Hmm, it shows "4-EBS RAID" getting around 2.6x speedup for
4k writes. They don't say what RAID configuration they are using, but it sounds odd.
A 4k write has to be synced to all the disks unless they have a <=4k stripe size AND are using RAID-0
AND are using stripe-aligned IO ops. It's also
possible they use 4k writes to cache that end up forming large dirty blocks which the OS then syncs as larger I/Os.
But that would be measuring something else than the benchmark claims.
Correcting myself: they do say in the methodology section
that they are using RAID 0 and say that the write benchmark
is multithreaded. So that explains it, it's measuring
write throughput for 4k writes.
What size were the EBS volumes? Would be interesting how important the volume size is to performance.
If you only provision 1TB (or larger if they have them available now) EBS volumes then you'd have spindles dedicated to you whereas with smaller ones there might be a lot more variations because you share.
i wish OP would've atleast included some "conclusion/final words".
for someone in the same boat of choosing the right platform, this benchmark serves no real help in deciding which to go with. a comparison with Rackspace Cloud for one, would be very helpful.
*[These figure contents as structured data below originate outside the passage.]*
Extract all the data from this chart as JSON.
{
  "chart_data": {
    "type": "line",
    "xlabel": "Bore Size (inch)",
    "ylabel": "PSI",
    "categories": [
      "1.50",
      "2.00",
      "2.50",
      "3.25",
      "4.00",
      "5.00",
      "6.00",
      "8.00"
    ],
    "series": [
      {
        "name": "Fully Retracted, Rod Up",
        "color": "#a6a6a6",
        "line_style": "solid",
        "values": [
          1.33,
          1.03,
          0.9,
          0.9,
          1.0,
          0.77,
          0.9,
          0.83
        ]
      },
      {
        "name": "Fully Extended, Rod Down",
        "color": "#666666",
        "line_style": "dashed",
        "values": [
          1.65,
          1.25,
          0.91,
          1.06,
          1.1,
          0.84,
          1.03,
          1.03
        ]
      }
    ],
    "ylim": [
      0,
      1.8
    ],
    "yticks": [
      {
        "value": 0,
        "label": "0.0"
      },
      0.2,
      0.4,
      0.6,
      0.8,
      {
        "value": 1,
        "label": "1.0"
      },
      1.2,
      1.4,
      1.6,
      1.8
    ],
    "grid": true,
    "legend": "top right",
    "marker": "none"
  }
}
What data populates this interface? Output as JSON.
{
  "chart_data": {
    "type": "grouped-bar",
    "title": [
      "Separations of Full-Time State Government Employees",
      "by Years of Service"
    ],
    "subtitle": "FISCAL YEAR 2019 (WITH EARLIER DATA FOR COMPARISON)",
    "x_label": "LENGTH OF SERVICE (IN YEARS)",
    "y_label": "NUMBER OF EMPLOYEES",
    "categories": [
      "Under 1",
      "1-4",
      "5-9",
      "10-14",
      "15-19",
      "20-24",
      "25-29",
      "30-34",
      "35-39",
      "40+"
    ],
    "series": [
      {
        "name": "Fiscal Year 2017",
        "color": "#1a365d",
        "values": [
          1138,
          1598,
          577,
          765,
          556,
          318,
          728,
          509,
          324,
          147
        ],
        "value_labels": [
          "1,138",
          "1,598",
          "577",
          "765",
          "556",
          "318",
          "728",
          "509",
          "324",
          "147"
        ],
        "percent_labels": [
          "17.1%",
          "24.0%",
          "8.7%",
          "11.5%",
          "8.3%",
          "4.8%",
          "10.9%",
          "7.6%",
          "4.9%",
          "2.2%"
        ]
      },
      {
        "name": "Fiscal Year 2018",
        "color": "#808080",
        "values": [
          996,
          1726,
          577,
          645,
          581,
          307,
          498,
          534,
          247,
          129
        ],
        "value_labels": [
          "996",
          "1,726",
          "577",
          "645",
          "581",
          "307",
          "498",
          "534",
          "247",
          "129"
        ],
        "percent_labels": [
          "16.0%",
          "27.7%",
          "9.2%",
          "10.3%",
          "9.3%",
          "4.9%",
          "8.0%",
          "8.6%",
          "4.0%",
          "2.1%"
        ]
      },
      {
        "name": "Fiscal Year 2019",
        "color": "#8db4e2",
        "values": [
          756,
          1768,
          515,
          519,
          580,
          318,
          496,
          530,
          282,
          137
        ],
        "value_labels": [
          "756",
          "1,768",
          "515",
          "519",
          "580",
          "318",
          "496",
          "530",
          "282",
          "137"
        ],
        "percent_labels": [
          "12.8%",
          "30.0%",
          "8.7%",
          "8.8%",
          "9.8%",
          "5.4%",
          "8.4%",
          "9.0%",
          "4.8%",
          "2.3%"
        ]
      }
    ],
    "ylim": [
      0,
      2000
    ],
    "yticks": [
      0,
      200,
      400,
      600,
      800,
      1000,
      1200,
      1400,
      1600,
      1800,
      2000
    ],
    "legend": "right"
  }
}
I think the conclusion is that you need to provision a lot of machines, and benchmark your own workload thoroughly to assess any cloud provider. That way you'll have solid performance numbers that are relevant to your case. They (rightly, in my mind), don't come down one way or the other on particular instances or options, because the cost/value analysis depends so specifically on your workload. If you know your workload very well already, they give enough detail that you could reuse some of their data.
The same issue applies to network performance. I've seen very expensive EC2 instances that couldn't even push 50 Mbit/s to the net, while instances of the same type could at least do a few hundred Mbit/s. AWS' answer was always to simply buy even more expensive instances, so less people are sharing, but that's a terribly costly answer.
I'm doing bonded (802.3ad) 2x1 Gbit/s connections on all servers, because that's what I wish EC2 had.
Multiple customers, with highly varied workloads, sharing the same physical server hardware is simply a fundamentally flawed idea. IMHO, it only makes sense to use a VPS for very small personal projects, where you don't want to justify ~$140/mo in server costs.
EC2 was a really novel thing and it brought lots of great technology to the scene, but they made a few fundamentally wrong choices.